The data, which is broken down by SIC code, shows that one unknown newspaper printer benefited from an £850,000 loan, while 312 commercial printers received a total of £27.8m in loans thanks to the EFG.
Pre-press and pre-media service providers were able to borrow £4.4m under the scheme, spread across 48 companies.
Together this means that print and repro businesses represented 11% of the £297m loans drawn by the manufacturing sector and just 2% of the £1.8bn lent to all sectors.
But one print finance broker said uptake of the EFG could have been greater, had it been easier to apply.
Jamie Nelson of Compass Business Finance said he was surprised that the number of printers accessing the finance scheme was as high as the breakdown indicates, due to a lack of awareness and the complexity of the application process.
He added that he had rarely come across the EFG in the print finance industry and said it was not as well-publicised as the Regional Growth Fund (RGF) or Funding for Lending scheme (FLS).

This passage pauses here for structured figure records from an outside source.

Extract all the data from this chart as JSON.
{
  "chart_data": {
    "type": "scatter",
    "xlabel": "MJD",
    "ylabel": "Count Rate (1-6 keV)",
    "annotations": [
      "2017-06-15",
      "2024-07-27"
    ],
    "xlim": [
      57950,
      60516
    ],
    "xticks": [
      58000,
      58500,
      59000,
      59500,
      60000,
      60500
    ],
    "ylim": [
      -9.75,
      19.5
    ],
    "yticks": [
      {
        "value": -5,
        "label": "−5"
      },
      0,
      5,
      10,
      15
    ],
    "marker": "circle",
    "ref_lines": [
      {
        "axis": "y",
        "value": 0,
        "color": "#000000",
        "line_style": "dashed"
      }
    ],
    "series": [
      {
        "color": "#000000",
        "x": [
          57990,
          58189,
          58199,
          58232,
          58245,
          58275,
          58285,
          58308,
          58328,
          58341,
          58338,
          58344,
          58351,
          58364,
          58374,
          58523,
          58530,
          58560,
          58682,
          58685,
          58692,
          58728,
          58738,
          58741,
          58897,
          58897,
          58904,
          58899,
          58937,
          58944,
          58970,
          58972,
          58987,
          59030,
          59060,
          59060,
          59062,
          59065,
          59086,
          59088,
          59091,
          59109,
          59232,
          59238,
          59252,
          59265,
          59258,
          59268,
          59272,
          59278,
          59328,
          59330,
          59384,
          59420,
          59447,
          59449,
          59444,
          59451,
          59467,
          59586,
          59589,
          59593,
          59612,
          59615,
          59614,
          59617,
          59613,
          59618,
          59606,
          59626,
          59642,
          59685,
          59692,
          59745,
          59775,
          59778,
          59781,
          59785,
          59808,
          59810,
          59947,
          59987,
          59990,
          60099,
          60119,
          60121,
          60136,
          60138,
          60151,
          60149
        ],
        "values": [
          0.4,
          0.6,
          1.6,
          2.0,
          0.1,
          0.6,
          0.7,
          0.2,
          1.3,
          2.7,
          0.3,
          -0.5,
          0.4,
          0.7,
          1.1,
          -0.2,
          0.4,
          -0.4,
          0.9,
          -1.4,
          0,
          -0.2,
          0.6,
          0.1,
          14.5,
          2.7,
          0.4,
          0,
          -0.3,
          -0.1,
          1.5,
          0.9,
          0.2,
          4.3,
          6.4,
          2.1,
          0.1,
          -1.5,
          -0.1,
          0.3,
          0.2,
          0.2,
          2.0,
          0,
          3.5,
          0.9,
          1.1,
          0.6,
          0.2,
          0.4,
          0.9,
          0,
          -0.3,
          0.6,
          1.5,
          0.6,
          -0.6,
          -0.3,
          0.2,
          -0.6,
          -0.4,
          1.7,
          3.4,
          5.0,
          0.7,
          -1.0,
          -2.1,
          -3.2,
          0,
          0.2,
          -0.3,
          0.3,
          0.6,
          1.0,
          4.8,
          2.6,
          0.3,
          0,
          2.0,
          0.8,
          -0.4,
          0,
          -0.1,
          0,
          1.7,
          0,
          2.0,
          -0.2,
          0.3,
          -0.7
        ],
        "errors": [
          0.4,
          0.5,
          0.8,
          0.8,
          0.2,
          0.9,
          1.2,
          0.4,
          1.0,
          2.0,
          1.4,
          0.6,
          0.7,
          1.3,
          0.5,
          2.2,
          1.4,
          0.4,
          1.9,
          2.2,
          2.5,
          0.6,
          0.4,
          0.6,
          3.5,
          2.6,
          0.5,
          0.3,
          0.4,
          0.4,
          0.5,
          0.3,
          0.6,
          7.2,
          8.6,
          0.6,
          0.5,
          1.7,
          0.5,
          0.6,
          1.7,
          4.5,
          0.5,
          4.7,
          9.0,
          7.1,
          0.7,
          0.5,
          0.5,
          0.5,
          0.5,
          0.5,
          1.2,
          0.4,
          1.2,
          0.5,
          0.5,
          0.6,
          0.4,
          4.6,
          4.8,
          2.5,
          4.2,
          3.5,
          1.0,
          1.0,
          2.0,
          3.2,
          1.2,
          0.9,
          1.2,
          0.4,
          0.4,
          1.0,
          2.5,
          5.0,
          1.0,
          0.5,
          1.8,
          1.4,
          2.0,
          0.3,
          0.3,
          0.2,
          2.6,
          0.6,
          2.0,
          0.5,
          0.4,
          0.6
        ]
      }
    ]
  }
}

"Certainly printers have benefited much more from the RGF and FLS, but whether the funding is going to the right customers is another question," he said. "I think that by introducing transparency measures, we might get the answers."
The EFG, which replaced the Small Firms Loan Guarantee (SFLG), has injected £1.1bn to the UK economy since May 2010, according to a Durham University report commissioned by the BIS.
Lenders are backed by the government, which acts as a guarantor for up to 75% of the loan’s value to encourage banks to finance SMEs that do not have a lengthy or strong credit history or collateral to gain finance through traditional lending.
This means EFG funding is an "exhaustive" process that is only available to companies that have considered all other finance options, according to Nelson. He added that most companies in the print market had some sort of collateral with which to secure loans.